First, six Levantine scholarchs, that is, heads of Plato’s Academy: Diogenes of Phoenicia Hermias of Phoenicia, Syrianus, Marinus of Neapolis, Isidorus of Gaza, and Iamblichus of Apameia.

Next, the sholars Lucian of Samosata, Posidonius of Apameia, Numenius of Apamea, Zeno of Citium (originator of Stoicism), Zeno of Sidon, Philostratus, Philo of Byblos, Aeneas of Gaza, Libanius Antiochus, Zacharias Scholasticus, Boethus of Sidon, Apollonius of Tyre, Procopius of Gaza, Damascius, Apollodorus of Damascus, Domninus of Larissa, Timotheus of Gaza, Nicomachus of Gerasa, Ammianus Marcellinus, Antipater of Sidon, Antipater of Tyre, Marcus Valerius Probus (Probus of Berytus), Vindonius Anatolius Berytius, Dorotheus of Sidon, Hermippus of Berytus, Sopater of Apamea, Procopius of Caesarea, Lucius Julius Gainius, Fabius Agrippa of Apamea, Antiochus of Ascalon, Apollodorus of Seleucia, Philostratus, Maximus of Tyre (Cassius Maximus Tyrius), and Sopater of Apamea.

Add the jurists Papinian (Aemilius Papinianus) and Julius Paulus Prudentissimus.

Add the aphorist Publilius Syrus.

Finally, we count the theologians Eusebiusm, John Chrysostom, John of Damascus, Ananias of Damascus, Alcibiades of Apamea, Alexander of Apamea, not counting a certain number of Catholic popes.

The Most Stable Region of the World

Another counterintuitive fact: the Levant today appears to be an unstable part of the world, filled with warfare and intractable conflicts.
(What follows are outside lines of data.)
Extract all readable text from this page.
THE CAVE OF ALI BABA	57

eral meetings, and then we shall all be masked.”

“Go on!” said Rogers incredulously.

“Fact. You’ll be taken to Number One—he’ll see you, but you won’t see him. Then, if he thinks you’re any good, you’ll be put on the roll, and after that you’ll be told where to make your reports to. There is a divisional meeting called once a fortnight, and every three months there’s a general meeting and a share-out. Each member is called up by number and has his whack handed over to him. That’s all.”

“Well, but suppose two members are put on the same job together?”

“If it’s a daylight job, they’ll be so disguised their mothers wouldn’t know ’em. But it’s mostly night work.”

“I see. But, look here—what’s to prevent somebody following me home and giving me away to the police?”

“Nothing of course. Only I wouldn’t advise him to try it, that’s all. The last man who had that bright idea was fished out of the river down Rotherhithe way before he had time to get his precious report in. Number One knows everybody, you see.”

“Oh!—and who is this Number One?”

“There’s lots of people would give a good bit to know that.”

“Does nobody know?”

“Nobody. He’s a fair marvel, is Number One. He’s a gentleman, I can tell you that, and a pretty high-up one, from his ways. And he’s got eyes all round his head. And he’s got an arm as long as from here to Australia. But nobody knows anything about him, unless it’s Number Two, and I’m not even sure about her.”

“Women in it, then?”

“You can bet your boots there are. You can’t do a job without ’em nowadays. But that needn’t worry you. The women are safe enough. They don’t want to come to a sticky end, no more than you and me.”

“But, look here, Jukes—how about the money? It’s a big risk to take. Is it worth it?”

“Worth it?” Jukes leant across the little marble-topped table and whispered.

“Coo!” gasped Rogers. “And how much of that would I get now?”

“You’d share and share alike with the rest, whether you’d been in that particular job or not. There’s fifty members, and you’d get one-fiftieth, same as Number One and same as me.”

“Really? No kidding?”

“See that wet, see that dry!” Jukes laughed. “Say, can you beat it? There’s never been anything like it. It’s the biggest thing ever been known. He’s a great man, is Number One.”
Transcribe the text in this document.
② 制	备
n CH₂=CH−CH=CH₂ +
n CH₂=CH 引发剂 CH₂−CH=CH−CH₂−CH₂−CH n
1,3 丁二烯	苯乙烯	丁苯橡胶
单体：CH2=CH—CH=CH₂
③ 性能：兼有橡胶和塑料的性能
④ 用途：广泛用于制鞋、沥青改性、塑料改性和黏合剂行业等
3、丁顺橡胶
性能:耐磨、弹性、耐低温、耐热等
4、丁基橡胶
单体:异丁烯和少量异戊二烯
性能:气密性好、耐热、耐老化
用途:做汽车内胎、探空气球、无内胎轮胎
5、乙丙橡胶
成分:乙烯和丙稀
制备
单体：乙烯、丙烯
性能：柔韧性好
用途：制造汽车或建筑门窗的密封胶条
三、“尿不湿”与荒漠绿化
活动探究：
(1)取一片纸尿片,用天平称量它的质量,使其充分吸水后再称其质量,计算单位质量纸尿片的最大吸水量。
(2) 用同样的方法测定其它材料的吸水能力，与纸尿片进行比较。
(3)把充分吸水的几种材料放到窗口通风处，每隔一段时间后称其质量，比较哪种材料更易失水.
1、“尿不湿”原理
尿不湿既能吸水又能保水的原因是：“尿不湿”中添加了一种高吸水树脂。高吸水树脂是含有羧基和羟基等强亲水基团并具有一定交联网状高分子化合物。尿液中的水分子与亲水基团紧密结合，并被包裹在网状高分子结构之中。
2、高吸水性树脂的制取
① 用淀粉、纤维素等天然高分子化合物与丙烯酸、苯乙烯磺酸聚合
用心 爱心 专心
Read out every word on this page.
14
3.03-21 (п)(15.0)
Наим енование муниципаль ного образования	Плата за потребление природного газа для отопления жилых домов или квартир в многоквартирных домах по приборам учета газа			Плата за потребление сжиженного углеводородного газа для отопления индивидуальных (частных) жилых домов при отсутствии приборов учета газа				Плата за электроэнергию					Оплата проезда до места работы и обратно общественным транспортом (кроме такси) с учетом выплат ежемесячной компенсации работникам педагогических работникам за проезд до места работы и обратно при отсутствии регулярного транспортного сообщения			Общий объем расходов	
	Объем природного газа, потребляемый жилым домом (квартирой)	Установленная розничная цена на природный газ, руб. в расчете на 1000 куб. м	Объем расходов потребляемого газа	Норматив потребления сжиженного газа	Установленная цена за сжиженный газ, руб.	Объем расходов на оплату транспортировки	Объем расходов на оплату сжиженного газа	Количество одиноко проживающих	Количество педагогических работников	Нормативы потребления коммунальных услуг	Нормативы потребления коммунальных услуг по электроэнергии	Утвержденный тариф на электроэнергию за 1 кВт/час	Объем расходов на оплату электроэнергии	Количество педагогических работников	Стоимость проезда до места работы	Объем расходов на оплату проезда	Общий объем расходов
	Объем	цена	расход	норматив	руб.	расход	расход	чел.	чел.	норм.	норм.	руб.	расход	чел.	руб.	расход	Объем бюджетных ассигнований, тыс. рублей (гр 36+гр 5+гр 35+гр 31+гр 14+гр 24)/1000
This may lead people to overlook the fact that, between 1860 and 1948 (or more generally 1967, and, for Lebanon, 1975), the Levant was the most stable part of the world. It attracted a large number of what the French called “Levantins” — French and Italian merchant families in search of stability who settled in the Ottoman Empire, some of whom moved further south after its dissolution. There were bankers, doctors, dentists, piano teachers, and even French grammar specialists among these fortune-seekers. Additionally, the Levant was the main destination for Anatolian Armenians following their massacre in 1915. Remember, during that period, Europe was consumed with warfare, from the Franco-Prussian Wars to the Second World War, which completely spared the Levant. The area benefited from not being on the radar of the United States State Department, an institution that wreaks havoc when trying to ‘improve’ –usually unsolicited –yet remains unaware of its track record. It is my hope that we will revert to that situation at some point in this century.